Pelajar yang diharapkan bisa menjadi generasi gemilang, malah dibutakan oleh perasaan hingga menghilangkan nyawa seseorang. Kasus seperti ini sudah sangat sering terjadi dan terus berulang hingga masa kini. Ini menandakan adanya problematika yang serius, baik dalam keluarga, lingkungan maupun negara.

Jika dilihat secara mendalam, kasus pembunuhan yang dilakukan remaja ini terjadi karena banyak faktor. Mulai dari lemahnya pengendalian emosi, pendidikan moral yang sangat minim, dan diabaikannya persoalan kesehatan mental (mental health) di kalangan remaja.

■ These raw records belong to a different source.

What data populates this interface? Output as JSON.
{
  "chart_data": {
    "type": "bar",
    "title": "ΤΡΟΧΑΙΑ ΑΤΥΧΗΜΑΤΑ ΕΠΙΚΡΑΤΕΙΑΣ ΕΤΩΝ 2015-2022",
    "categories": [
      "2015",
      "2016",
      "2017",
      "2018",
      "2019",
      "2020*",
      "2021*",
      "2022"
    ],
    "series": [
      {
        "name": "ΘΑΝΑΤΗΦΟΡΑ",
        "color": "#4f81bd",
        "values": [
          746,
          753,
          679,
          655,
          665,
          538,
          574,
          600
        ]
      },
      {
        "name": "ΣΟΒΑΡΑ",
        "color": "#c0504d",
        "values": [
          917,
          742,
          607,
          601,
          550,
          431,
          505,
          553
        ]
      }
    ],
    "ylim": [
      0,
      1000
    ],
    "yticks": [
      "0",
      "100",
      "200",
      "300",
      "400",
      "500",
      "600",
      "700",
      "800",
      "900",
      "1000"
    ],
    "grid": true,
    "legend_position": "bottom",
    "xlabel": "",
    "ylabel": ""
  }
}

Sementara itu, baik di lingkungan nyata maupun sosial media, keduanya banyak beredar contoh yang tidak baik bagi anak-anak, bahkan konten yang mendukung tindak kemaksiatan dan kejahatan sangat mudah untuk diakses. Semua ini terjadi tidak lepas karena peran negara, karena negara-lah yang mempunyai wewenang menentukan seluruh kebijakan.

Inilah akibat dari penerapan sistem kapitalisme sekularisme yang menjauhkan agama dari kehidupan tentu akan berdampak pada seluruh bidang kehidupan.

Sekularisme membuat kurikulum pendidikan hanya melingkup nilai akademis saja, sedangkan agama hanya dijadikan formalitas. Sehingga menjadikan para pelajar jauh dari kepribadian yang luhur dan minim adab.

Selain itu sistem kapitalisme membuat standar kebahagiaannya adalah materi atau tercapainya keinginan seseorang, tanpa melihat langkah yang ditempuh halal atau haram. Seseorang akan menghalalkan segala cara untuk mencapai tujuannya, dan jika tidak mendapatkannya, ia akan melampiaskan emosinya dengan hawa nafsu dan gelap mata.

Disamping itu, peran negara dalam menyaring situs-situs pornografi, kekerasan, hiburan yang membuat lalai, termasuk gaya hidup hedonisme, pluralisme, dan liberalisasi pergaulan, tidak diberantas dengan maksimal. Akibatnya,  gaya hidup Barat tersebut sangat mudah diakses oleh anak-anak dibawah umur.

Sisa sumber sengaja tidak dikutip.